Thursday, May 10, 2012

inventory ghosts and mythical stories...


Sometimes I come to an assignment at a company and I hear from all sides a panic stricken message: "inventories are too high!". And even though I keep asking for a more insightful statement, I only hear "inventory is too high" How high is too high? 5 million? 50 million? Should you ask me, I would tell you that an inventory value of 50 million dollars with high turns and low dead stock is much, much better than an inventory value of 5 million dollars with low turns and high dead stock. So where is the rational here? "Inventories are too high because they are higher than they were last year". That's a statement that does not make much sense. Last year we had stockouts on many products and that is why we need more raw materials in the process and more of the right finished product in the warehouse. WE NEED MORE INVENTORY !

People are being confused by conflicting messages. What I usually teach, is that you don't blindly reduce inventories but that you optimize inventories, so that you have the right product at the right time in the right quantity. This does not happen if you simply look at an inventory value at one point in time and compare it to an inventory value at another point in time. We need to take a more scientific approach and consider internal and external influencing factors. For example: if I keep dead stock from past inefficient planning processes and want to raise inventories for product that we were running out of, our inventory will undoubtedly rise. The answer can not be that I keep the dead stock around and/or do reduce the raw materials inventory for the product that I need so desparetly. I either accept the fact that inventory MUST rise or I get rid of the dead stock and it will stay the same. But I CANNOT keep the inventory low on a product much needed and keep on running out. Reducing Sales is not an option and usually a reason to fire someone (...instead of firing someone else when the inventories rise??)

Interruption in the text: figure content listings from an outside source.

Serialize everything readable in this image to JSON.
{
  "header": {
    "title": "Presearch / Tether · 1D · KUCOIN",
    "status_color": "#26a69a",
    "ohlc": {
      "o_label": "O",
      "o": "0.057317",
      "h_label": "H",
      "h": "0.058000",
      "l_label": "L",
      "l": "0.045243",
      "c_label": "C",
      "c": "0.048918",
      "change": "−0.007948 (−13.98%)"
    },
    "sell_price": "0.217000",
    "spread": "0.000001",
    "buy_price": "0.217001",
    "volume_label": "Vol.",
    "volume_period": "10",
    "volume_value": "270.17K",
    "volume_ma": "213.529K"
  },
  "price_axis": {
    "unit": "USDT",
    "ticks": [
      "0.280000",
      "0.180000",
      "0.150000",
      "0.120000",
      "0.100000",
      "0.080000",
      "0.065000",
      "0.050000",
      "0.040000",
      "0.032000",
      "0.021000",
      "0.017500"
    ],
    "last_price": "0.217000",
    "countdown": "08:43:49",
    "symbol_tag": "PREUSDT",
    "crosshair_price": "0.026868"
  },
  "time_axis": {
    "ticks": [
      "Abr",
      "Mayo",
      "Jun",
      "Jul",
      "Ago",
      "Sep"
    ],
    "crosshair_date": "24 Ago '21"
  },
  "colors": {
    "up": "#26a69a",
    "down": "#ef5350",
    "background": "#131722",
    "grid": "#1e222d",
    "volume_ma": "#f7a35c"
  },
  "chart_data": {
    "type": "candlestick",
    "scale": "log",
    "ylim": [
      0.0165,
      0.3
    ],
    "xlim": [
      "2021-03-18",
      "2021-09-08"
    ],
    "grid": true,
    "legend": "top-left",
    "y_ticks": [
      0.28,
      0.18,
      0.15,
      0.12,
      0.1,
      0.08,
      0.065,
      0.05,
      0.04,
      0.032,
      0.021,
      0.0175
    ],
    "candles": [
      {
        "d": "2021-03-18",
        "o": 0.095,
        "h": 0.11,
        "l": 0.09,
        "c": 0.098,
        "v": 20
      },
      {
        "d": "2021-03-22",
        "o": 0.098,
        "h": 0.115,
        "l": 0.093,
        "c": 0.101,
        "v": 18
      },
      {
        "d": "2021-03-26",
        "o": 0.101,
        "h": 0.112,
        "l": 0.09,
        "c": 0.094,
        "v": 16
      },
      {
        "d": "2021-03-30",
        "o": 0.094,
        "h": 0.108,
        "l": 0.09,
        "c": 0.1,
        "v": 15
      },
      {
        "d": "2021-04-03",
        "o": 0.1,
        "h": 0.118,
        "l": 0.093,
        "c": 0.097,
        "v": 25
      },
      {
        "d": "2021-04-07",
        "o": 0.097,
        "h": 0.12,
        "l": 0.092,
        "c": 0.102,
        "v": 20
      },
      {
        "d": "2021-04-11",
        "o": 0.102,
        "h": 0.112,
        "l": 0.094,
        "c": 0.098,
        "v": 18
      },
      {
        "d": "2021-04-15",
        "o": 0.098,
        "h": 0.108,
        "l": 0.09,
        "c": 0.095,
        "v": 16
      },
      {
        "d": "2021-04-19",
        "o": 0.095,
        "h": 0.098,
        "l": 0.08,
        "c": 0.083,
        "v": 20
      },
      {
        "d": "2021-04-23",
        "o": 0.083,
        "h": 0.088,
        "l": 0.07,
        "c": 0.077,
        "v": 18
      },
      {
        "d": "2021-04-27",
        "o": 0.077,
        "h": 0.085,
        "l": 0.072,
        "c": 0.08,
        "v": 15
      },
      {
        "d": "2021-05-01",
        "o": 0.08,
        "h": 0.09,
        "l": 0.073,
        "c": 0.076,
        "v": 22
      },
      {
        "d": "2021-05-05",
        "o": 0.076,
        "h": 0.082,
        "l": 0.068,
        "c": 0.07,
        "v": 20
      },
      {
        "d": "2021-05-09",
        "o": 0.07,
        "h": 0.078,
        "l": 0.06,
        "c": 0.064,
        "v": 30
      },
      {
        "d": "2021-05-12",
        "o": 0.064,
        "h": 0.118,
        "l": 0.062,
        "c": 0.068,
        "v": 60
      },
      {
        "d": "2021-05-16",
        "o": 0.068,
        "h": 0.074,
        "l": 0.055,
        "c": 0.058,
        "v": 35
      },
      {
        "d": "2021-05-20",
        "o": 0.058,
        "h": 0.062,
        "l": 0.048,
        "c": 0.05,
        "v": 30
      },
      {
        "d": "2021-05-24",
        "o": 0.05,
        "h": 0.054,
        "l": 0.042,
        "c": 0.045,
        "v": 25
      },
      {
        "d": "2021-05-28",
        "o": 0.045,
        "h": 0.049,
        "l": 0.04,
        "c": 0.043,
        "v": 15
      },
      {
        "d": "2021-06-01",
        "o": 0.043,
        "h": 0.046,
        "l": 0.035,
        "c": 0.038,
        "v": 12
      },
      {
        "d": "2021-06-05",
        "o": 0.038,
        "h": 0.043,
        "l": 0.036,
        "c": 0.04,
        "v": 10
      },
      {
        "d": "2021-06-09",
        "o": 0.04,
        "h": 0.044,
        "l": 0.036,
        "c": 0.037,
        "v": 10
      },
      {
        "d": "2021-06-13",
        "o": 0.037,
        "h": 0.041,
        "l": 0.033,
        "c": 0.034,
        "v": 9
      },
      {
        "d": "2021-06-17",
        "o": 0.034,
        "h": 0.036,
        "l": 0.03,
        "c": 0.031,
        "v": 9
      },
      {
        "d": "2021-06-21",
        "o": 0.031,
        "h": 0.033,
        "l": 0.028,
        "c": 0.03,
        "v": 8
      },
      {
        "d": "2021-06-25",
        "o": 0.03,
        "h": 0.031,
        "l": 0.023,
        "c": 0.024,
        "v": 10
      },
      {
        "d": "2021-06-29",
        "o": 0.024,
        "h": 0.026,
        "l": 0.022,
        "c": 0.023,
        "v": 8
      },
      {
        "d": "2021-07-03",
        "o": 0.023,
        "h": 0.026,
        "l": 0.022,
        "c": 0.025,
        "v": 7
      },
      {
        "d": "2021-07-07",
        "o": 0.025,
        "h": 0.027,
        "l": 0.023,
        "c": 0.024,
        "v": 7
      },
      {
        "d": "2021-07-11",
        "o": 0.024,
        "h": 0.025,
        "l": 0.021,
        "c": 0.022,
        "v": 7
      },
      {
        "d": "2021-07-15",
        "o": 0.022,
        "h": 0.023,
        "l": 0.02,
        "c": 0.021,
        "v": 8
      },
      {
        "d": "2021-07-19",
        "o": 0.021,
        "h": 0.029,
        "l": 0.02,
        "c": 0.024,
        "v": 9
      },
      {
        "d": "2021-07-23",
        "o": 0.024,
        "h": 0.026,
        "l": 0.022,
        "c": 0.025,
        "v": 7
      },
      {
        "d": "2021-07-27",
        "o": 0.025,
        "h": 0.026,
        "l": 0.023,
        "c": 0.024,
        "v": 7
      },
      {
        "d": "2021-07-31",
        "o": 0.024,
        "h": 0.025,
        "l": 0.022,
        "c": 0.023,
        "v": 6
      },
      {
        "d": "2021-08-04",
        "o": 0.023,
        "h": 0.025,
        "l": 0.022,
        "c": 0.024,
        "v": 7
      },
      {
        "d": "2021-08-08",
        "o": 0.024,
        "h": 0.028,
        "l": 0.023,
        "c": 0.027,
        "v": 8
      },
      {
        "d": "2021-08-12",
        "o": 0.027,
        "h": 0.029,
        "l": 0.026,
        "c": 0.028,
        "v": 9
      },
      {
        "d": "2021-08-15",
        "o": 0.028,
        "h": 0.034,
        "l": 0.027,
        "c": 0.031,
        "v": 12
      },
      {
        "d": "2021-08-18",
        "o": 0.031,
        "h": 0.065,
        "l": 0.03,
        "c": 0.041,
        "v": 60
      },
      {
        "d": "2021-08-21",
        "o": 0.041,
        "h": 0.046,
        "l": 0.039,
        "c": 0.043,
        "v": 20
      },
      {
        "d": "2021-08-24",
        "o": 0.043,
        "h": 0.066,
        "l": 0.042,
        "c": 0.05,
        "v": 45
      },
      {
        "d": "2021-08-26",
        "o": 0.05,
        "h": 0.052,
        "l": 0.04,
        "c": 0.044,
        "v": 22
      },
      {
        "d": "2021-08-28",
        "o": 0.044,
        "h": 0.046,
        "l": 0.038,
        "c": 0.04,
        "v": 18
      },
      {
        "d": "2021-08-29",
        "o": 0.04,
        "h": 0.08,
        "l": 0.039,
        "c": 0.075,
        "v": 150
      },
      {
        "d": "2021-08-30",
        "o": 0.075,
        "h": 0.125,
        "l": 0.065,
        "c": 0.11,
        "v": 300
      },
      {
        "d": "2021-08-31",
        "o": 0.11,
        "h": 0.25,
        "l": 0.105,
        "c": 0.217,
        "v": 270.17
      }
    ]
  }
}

Buyers and Planners are afraid of getting more raw materials but without raw materials they can't make finished goods... and they were told to get the coverage up to 6 to 8 weeks.... and they did... and then someone says "The inventory is too high"

so here is the Planner at the crossroads: he gets told not to scrap the dead stock; then he gets told to increase the finished product to 8 weeks of cover so we can sell; he dutifully fulfills his tasks and brings in raw materials to make the right product at the right time in the requested quantity... and then someone just simply looks at the difference in inventory value from, before he was told, to after he was told and fulfilled his duty... and says: "the inventory is rising!" duh!